Former chief of Age UK South Tyneside guilty of £700k fraud

John Briers, 57, of Gateshead, will be sentenced at Newcastle Crown Court on 24 May

Newcastle Crown Court
Newcastle Crown Court

The former chief executive of Age UK South Tyneside has been found guilty of fraud against the charity worth more than £700,000.

John Briers, 57, of Gateshead, was found guilty at Newcastle Crown Court yesterday of three counts of fraud by abuse of position. He will be sentenced on 24 May.

The fraud was carried out by Briers at Age UK South Tyneside between 2007 and 2015.

Briers was suspended in August 2015 and the charity contacted the police as soon as the allegations came to light, a spokeswoman for Age UK said last year.

The charity later closed and transferred its services to Age Concern Tyneside South on 31 August 2016 to safeguard the services for the people of South Tyneside, according to a statement on the Age UK website.

A spokeswoman for the national body Age UK said today: "We are pleased that the trial is over but deeply saddened by this serious breach of trust and highly conscious of how much more might have been done by the local charity to help older people in the South Tyneside area if it had not happened."

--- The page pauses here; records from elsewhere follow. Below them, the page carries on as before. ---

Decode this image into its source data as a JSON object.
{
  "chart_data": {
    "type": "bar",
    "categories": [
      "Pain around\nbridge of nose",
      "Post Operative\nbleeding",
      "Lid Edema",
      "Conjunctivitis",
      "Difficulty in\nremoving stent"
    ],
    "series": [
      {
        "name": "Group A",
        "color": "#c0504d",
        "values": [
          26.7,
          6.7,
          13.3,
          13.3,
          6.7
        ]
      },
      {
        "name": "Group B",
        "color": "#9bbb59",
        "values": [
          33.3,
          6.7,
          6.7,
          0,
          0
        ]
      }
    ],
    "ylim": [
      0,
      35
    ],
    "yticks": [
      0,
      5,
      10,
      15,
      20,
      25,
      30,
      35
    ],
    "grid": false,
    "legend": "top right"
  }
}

In a statement, the Charity Commission said that Briers was now disqualified from becoming a trustee because of his fraud conviction and the regulator would engage with the charity about whether any regulatory action was required.

It said the charity notified the commission about the fraud in 2015 in a serious incident report.

The statement said: "When fraud is carried out by someone within the charity, it is a serious breach of trust and can have an even more devastating impact on the charity, its reputation and morale among staff and volunteers.

"This conviction is an unfortunate reminder that charities need to stay alert to the risk of fraud, from inside and outside the charity, by keeping an eye out for any suspicious behaviour, strengthening internal financial controls and avoiding placing excessive trust in individuals."